The author is using an analogy between torture or general rights-violations as an argument against driverless technology! How does this seem reasonable?
There's one question I have for the author: what and who's rights are being violated by driverless technology that are not already being violated by human driving?
You would think that sending something to a machine on the Internet would imply that it would actually reach the recipient and that no one else is listening. Not only is that not true, it was essentially never intended to be true. We work very hard to try and make it so, but will probably never reach a point were it will be equal to what it could have been if that was the intention from the beginning.
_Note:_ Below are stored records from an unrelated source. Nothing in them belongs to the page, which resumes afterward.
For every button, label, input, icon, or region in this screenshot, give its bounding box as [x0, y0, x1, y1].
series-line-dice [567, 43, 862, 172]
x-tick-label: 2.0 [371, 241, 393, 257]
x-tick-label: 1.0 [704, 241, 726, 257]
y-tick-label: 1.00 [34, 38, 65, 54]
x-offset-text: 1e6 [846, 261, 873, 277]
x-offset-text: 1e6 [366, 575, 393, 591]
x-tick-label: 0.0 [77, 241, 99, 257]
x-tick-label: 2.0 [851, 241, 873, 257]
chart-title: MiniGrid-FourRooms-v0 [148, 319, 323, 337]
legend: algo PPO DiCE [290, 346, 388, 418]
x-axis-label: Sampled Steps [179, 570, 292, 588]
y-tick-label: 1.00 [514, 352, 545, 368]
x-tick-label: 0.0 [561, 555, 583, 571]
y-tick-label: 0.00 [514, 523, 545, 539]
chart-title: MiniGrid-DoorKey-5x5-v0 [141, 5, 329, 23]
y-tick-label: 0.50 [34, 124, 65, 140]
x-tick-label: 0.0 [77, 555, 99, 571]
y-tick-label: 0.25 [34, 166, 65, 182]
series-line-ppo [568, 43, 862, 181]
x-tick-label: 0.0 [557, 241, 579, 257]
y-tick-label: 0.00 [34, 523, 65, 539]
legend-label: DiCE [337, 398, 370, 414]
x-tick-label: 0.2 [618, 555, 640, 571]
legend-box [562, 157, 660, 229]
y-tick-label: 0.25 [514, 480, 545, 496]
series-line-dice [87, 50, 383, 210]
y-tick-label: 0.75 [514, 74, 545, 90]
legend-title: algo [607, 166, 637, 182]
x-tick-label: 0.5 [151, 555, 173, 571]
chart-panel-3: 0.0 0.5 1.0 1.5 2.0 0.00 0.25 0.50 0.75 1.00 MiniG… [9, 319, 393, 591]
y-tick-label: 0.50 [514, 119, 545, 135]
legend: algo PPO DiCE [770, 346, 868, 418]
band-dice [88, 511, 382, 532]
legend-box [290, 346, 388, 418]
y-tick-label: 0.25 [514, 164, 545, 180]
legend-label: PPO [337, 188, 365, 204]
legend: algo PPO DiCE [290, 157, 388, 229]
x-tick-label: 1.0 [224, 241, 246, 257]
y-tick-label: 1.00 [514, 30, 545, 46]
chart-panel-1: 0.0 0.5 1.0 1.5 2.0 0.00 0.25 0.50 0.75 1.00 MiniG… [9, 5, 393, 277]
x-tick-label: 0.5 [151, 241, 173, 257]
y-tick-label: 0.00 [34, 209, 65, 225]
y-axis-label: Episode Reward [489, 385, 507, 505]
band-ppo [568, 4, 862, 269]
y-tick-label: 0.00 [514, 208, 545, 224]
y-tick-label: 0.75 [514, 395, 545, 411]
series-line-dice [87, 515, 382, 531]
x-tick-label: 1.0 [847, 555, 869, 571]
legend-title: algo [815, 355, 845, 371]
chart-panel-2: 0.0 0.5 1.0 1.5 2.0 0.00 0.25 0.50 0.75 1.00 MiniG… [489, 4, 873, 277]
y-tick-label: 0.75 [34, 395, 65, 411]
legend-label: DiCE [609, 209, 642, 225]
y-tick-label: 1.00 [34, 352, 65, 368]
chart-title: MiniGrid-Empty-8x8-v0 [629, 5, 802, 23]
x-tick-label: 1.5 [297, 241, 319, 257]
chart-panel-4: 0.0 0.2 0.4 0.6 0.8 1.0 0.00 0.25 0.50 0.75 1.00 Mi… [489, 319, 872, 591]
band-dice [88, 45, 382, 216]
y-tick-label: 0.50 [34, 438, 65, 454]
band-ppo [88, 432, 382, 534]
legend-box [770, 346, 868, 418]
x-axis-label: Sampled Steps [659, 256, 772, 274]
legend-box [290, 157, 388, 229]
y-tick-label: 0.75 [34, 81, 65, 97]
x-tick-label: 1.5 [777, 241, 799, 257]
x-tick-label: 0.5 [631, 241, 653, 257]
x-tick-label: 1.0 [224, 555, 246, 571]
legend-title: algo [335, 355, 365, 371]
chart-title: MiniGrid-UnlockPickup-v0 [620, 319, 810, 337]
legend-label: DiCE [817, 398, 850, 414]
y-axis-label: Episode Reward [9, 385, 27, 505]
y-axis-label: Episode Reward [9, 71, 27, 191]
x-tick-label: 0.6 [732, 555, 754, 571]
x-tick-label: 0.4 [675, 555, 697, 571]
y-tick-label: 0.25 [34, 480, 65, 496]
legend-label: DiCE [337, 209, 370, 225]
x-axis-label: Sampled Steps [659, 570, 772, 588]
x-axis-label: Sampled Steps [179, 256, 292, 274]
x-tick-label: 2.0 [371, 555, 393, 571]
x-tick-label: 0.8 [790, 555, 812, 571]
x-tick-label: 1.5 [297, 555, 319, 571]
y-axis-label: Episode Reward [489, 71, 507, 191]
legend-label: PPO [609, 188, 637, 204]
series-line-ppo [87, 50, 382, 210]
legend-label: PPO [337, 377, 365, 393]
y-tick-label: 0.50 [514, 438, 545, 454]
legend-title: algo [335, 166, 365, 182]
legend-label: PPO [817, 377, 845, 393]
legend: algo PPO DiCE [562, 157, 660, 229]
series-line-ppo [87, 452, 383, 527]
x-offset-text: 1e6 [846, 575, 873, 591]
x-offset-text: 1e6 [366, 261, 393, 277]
https://medium.com/message/everything-is-broken-81e5f33a24e1 http://swiftonsecurity.tumblr.com/post/98675308034/a-story-a...
The Tesla crash makes it easy to imagine a 100 car freeway pile-ups caused by AI drivers discovering novel ways to crash. Driving headlong into the side of a trailer because the color looked like the sky?
The possibilities are endless, and the subsequent media attention and reactionary legislation could set back the whole project back a generation.
I won't claim that that never happens, but I doubt it's very common. If you were to take 1000 random car crash deaths I do not think a very large proportion of them are caused by people running head-on into a sideways tractor trailer that they had a long distance to notice and react to.
Tesla says this is the only fatality in 130 million miles of Autopilot driving, and that in the US there is a fatality every 94 million miles of driving overall. But it's known that fatalities are more common in risky driving scenarios where Autopilot is not used, so this is not an apples-to-apples comparison (https://www.progressive.com/newsroom/article/2002/may/fivemi..., http://www.ncbi.nlm.nih.gov/pmc/articles/PMC1449863/). If the appropriate adjustment is 40% or more, then the Tesla is riskier than human driving in the "non-risky" scenarios. The fact that the accident here was an uncommon failure mode for humans, and the Tesla was at fault, should give a hint as to which direction the numbers need to be adjusted.
It actually is possible. It is a common mistake to confuse statistical average and median. For instance, 75% of the following numbers (1, 1, 1, 0) are above average. More than 90% of humans have an above average number of legs.
Sure, it is difficult for the general public to understand academic results. Still, level zero of academic reporting is to link to the original paper, instead of playing a game of Chinese whispers by linking to an article that links to an article that links to the paper.
What the paper really points to is that people assume by default that strangers are worse at driving than they are, which ironically is what is happening with autopilot instead of strangers.